Das Hochzeitsmahl sollte stattfinden. Emma erschien im glänzenden Gewand, die strahlende Krone der Harzkönigin, aus der Hunderte von Edelsteinen blitzten, in den blonden Haaren. Bodo berauschte sich im Anblick seiner Braut. Selbst der Vater schaute mit Entzücken auf die reizende Erscheinung, die so heiter und lieblich zu ihnen trat. Mit großer Besorgnis hatte er bisher an den für die Hochzeit festgesetzten Tag gedacht, da er fürchtete, sein widerspenstiges Töchterchen werde sich nicht fügen und noch im letzten Augenblick sich weigern, dem Zauberer die Hand zu reichen. Nun war alle Sorge vergessen, ja sie schlug, als Emma so glücklich und heiter schien, in die lauteste Freude um. Emma selbst versäumte nicht, die leeren Krüge immerfort mit frischem Met zu füllen, bis der Jubel mehr und mehr verstummte und sich die Folge des reichlich genossenen Getränks, eine unwiderstehliche Müdigkeit, aller Festgenossen bemächtigte.

Auf diesen Augenblick hatte Emma gewartet.
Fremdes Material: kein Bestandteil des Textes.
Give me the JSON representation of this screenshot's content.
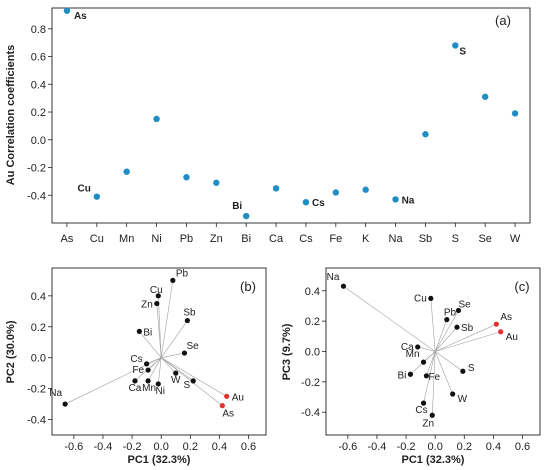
{
  "chart_data": [
    {
      "type": "scatter",
      "panel_label": "(a)",
      "ylabel": "Au Correlation coefficients",
      "categories": [
        "As",
        "Cu",
        "Mn",
        "Ni",
        "Pb",
        "Zn",
        "Bi",
        "Ca",
        "Cs",
        "Fe",
        "K",
        "Na",
        "Sb",
        "S",
        "Se",
        "W"
      ],
      "values": [
        0.93,
        -0.41,
        -0.23,
        0.15,
        -0.27,
        -0.31,
        -0.55,
        -0.35,
        -0.45,
        -0.38,
        -0.36,
        -0.43,
        0.04,
        0.68,
        0.31,
        0.19
      ],
      "annotated": [
        "As",
        "Cu",
        "Bi",
        "Cs",
        "Na",
        "S"
      ],
      "ylim": [
        -0.6,
        0.95
      ],
      "yticks": [
        "0.8",
        "0.6",
        "0.4",
        "0.2",
        "0.0",
        "-0.2",
        "-0.4"
      ],
      "colors": {
        "point": "#1f8ec4"
      },
      "grid": false
    },
    {
      "type": "scatter",
      "panel_label": "(b)",
      "xlabel": "PC1 (32.3%)",
      "ylabel": "PC2 (30.0%)",
      "xlim": [
        -0.75,
        0.72
      ],
      "ylim": [
        -0.5,
        0.58
      ],
      "xticks": [
        "-0.6",
        "-0.4",
        "-0.2",
        "0.0",
        "0.2",
        "0.4",
        "0.6"
      ],
      "yticks": [
        "0.4",
        "0.2",
        "0.0",
        "-0.2",
        "-0.4"
      ],
      "points": [
        {
          "label": "Pb",
          "x": 0.08,
          "y": 0.5,
          "highlight": false
        },
        {
          "label": "Cu",
          "x": -0.02,
          "y": 0.4,
          "highlight": false
        },
        {
          "label": "Zn",
          "x": -0.03,
          "y": 0.35,
          "highlight": false
        },
        {
          "label": "Sb",
          "x": 0.18,
          "y": 0.24,
          "highlight": false
        },
        {
          "label": "Bi",
          "x": -0.15,
          "y": 0.17,
          "highlight": false
        },
        {
          "label": "Se",
          "x": 0.16,
          "y": 0.03,
          "highlight": false
        },
        {
          "label": "Cs",
          "x": -0.1,
          "y": -0.04,
          "highlight": false
        },
        {
          "label": "Fe",
          "x": -0.09,
          "y": -0.08,
          "highlight": false
        },
        {
          "label": "W",
          "x": 0.1,
          "y": -0.1,
          "highlight": false
        },
        {
          "label": "S",
          "x": 0.22,
          "y": -0.15,
          "highlight": false
        },
        {
          "label": "Ca",
          "x": -0.18,
          "y": -0.15,
          "highlight": false
        },
        {
          "label": "Mn",
          "x": -0.09,
          "y": -0.15,
          "highlight": false
        },
        {
          "label": "Ni",
          "x": -0.02,
          "y": -0.17,
          "highlight": false
        },
        {
          "label": "Na",
          "x": -0.66,
          "y": -0.3,
          "highlight": false
        },
        {
          "label": "Au",
          "x": 0.45,
          "y": -0.25,
          "highlight": true
        },
        {
          "label": "As",
          "x": 0.42,
          "y": -0.31,
          "highlight": true
        }
      ],
      "colors": {
        "point": "#111111",
        "highlight": "#e0322e",
        "line": "#a0a0a0"
      }
    },
    {
      "type": "scatter",
      "panel_label": "(c)",
      "xlabel": "PC1 (32.3%)",
      "ylabel": "PC3 (9.7%)",
      "xlim": [
        -0.75,
        0.72
      ],
      "ylim": [
        -0.55,
        0.55
      ],
      "xticks": [
        "-0.6",
        "-0.4",
        "-0.2",
        "0.0",
        "0.2",
        "0.4",
        "0.6"
      ],
      "yticks": [
        "0.4",
        "0.2",
        "0.0",
        "-0.2",
        "-0.4"
      ],
      "points": [
        {
          "label": "Na",
          "x": -0.63,
          "y": 0.43,
          "highlight": false
        },
        {
          "label": "Cu",
          "x": -0.03,
          "y": 0.35,
          "highlight": false
        },
        {
          "label": "Se",
          "x": 0.16,
          "y": 0.27,
          "highlight": false
        },
        {
          "label": "Pb",
          "x": 0.08,
          "y": 0.21,
          "highlight": false
        },
        {
          "label": "Sb",
          "x": 0.15,
          "y": 0.16,
          "highlight": false
        },
        {
          "label": "Ca",
          "x": -0.12,
          "y": 0.03,
          "highlight": false
        },
        {
          "label": "Mn",
          "x": -0.08,
          "y": -0.07,
          "highlight": false
        },
        {
          "label": "Bi",
          "x": -0.17,
          "y": -0.15,
          "highlight": false
        },
        {
          "label": "Fe",
          "x": -0.06,
          "y": -0.16,
          "highlight": false
        },
        {
          "label": "S",
          "x": 0.19,
          "y": -0.13,
          "highlight": false
        },
        {
          "label": "W",
          "x": 0.12,
          "y": -0.28,
          "highlight": false
        },
        {
          "label": "Cs",
          "x": -0.08,
          "y": -0.34,
          "highlight": false
        },
        {
          "label": "Zn",
          "x": -0.02,
          "y": -0.42,
          "highlight": false
        },
        {
          "label": "As",
          "x": 0.42,
          "y": 0.18,
          "highlight": true
        },
        {
          "label": "Au",
          "x": 0.45,
          "y": 0.13,
          "highlight": true
        }
      ],
      "colors": {
        "point": "#111111",
        "highlight": "#e0322e",
        "line": "#a0a0a0"
      }
    }
  ]
}
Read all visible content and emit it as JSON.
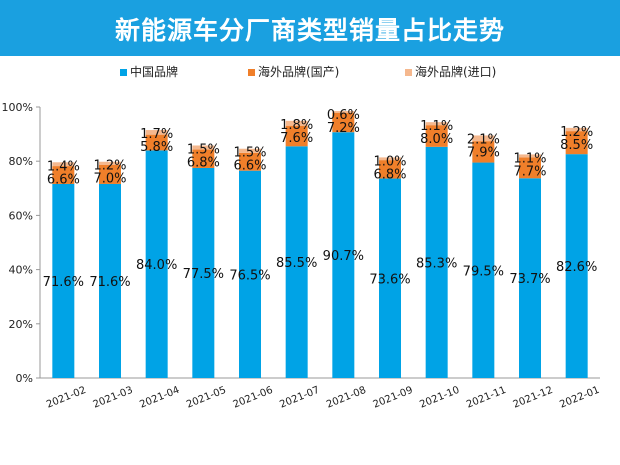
{
  "chart_data": {
    "type": "bar",
    "stacked": true,
    "title": "新能源车分厂商类型销量占比走势",
    "categories": [
      "2021-02",
      "2021-03",
      "2021-04",
      "2021-05",
      "2021-06",
      "2021-07",
      "2021-08",
      "2021-09",
      "2021-10",
      "2021-11",
      "2021-12",
      "2022-01"
    ],
    "series": [
      {
        "name": "中国品牌",
        "color": "#00a3e6",
        "values": [
          71.6,
          71.6,
          84.0,
          77.5,
          76.5,
          85.5,
          90.7,
          73.6,
          85.3,
          79.5,
          73.7,
          82.6
        ],
        "labels": [
          "71.6%",
          "71.6%",
          "84.0%",
          "77.5%",
          "76.5%",
          "85.5%",
          "90.7%",
          "73.6%",
          "85.3%",
          "79.5%",
          "73.7%",
          "82.6%"
        ]
      },
      {
        "name": "海外品牌(国产)",
        "color": "#f07f2a",
        "values": [
          6.6,
          7.0,
          5.8,
          6.8,
          6.6,
          7.6,
          7.2,
          6.8,
          8.0,
          7.9,
          7.7,
          8.5
        ],
        "labels": [
          "6.6%",
          "7.0%",
          "5.8%",
          "6.8%",
          "6.6%",
          "7.6%",
          "7.2%",
          "6.8%",
          "8.0%",
          "7.9%",
          "7.7%",
          "8.5%"
        ]
      },
      {
        "name": "海外品牌(进口)",
        "color": "#f5b88e",
        "values": [
          1.4,
          1.2,
          1.7,
          1.5,
          1.5,
          1.8,
          0.6,
          1.0,
          1.1,
          2.1,
          1.1,
          1.2
        ],
        "labels": [
          "1.4%",
          "1.2%",
          "1.7%",
          "1.5%",
          "1.5%",
          "1.8%",
          "0.6%",
          "1.0%",
          "1.1%",
          "2.1%",
          "1.1%",
          "1.2%"
        ]
      }
    ],
    "ylim": [
      0,
      100
    ],
    "yticks": [
      "0%",
      "20%",
      "40%",
      "60%",
      "80%",
      "100%"
    ],
    "legend_position": "top-center"
  }
}
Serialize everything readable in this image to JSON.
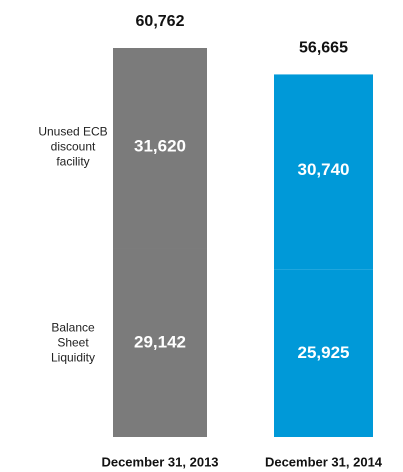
{
  "chart_data": {
    "type": "stacked_bar",
    "categories": [
      "December 31, 2013",
      "December 31, 2014"
    ],
    "series": [
      {
        "name": "Balance Sheet Liquidity",
        "color": "#7b7b7b",
        "colors": [
          "#7b7b7b",
          "#0099d8"
        ],
        "values": [
          29142,
          25925
        ],
        "value_labels": [
          "29,142",
          "25,925"
        ]
      },
      {
        "name": "Unused ECB discount facility",
        "color": "#7b7b7b",
        "colors": [
          "#7b7b7b",
          "#0099d8"
        ],
        "values": [
          31620,
          30740
        ],
        "value_labels": [
          "31,620",
          "30,740"
        ]
      }
    ],
    "totals": [
      60762,
      56665
    ],
    "total_labels": [
      "60,762",
      "56,665"
    ]
  }
}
Schnell eilte sie hinaus und bestieg ihren weißen Zelter. Selmar war ihr gefolgt und versuchte, sich des schwarzen Rosses zu bemächtigen, um durch die Entfernung desselben gleichzeitig den Riesen an der Verfolgung zu hindern. Aber weder Selmar noch Emma kannten die Zaubersprüche, durch welche das Pferd allein zu lenken war. Sowie sich ihm jemand nahte, schlug es wutschnaubend mit den Hufen und bäumte sich so, dass ein Besteigen unmöglich war. Emma trieb ängstlich zur größten Eile. So blieb ihnen kein anderer Ausweg, als dass Selmar sich hinter die Geliebte auf den Zelter schwang. Nun ging es in wildester Flucht von dannen. Fortstürmend wollten sie versuchen, die Burg Selmars zu erreichen, die für jeden, selbst für einen Zauberer, unzugänglich war.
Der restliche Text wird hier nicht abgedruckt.